I am using my own message authentication algorithm that I call Yin Yang:
token.userId = user._id.toString(); // user being auth'ed
token.g = JSON.stringify(Date.now()); // creation timestamp
hash = crypto.createHash('sha256'); // YIN hash
hash.update(service.options.authToken.salt); // + salt
hash.update(user._id.toString()); // + userId
hash.update(token.g); // + creation timestamp
token.i = hash.digest('base64'); // = verifiable unique token id
hash = crypto.createHash('sha256'); // YANG hash
hash.update(service.options.authToken.salt); // + salt
hash.update(token.i); // + the computed token id
token.c = uuid.v4(); // [ create the challenge
hash.update(token.c); // + a challenge UUID
token.p/*ayload*/ = hash.digest('base64'); // = token payload
return encrypt(token);Each token is Yin-Yang authenticated as a key, then the whole thing is encrypted for transmission likely over SSL/TLS. They are single-use (hence using unique ids that can be verified) and they most certainly can't be cracked in the amount of time they're going to be considered valid by default.
verifyAuthToken (user, token)
Checks an authentiction token for validity. If the token fails to verify, an informative log entry is created.
A Boolean FALSE is all that is returned by design if the token fails verification for any reason. Users don't need to know why auth tokens fail. SysOps do. Things on the far side of the API only need to know that the token was not valid and service shouldn't be expected.
Routes
POST /
HTTPS RECOMMENDED
Creates a new user.
GET /
Retrieves a paginated list of users registered on the node who are publicly listed with projection to remove sensitive information.
POST /:userId
HTTPS RECOMMENDED
Updates a user record. The session must be authenticated as the user for which the update is to occur. Users may not update each others' records, and the SysOp has a dedicated service in the decentraleyes-sysop module for altering users with superuser privileges.
GET /:userId
Retrieves a specific user's public record with projection to remove sensitive information.
POST /authenticate
HTTPS RECOMMENDED
Clients generate an authentication token for their user by POSTing a JSON-encoded content body to the /authenticate service as shown:
{
"email": "some.user@thedomain.com",
"password": "keyboard cat"
}This service does not open a new session for the user. It merely authenticates the user and generates an authentication token that can be presented elsewhere to call back into a service on decentraleyes.net on the user's behalf, such as by third-party applications the user has authorized to access their decentraleyes.net account(s) on their behalf.

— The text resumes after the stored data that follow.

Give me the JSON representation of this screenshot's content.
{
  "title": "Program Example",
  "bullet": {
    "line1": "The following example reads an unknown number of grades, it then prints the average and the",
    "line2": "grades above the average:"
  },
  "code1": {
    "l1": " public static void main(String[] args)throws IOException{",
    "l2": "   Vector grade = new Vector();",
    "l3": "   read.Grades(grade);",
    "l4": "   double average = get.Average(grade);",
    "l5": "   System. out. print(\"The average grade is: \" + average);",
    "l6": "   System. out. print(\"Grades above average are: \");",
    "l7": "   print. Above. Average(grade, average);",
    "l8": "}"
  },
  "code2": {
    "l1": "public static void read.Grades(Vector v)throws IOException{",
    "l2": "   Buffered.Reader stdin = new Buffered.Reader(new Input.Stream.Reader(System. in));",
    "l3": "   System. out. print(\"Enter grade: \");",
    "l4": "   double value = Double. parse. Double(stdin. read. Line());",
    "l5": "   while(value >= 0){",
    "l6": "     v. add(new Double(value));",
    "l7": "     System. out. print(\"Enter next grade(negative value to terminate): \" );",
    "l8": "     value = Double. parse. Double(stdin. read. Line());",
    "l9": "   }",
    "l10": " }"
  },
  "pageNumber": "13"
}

The HTML5 front end application actually is one of those applications as is any other that can authenticate a Decentraleyes.net user. Auth tokens are single-use and have relatively fast unadvertised internal expiration times. It is strongly recommended to accept an authentication token and immediately POST it to the required service without allowing user interaction to intervene except to cancel the operation. Delays between receiving the token and using it will lead to the user needing to retry often.
POST /logout
Closes the calling user's active session (if any).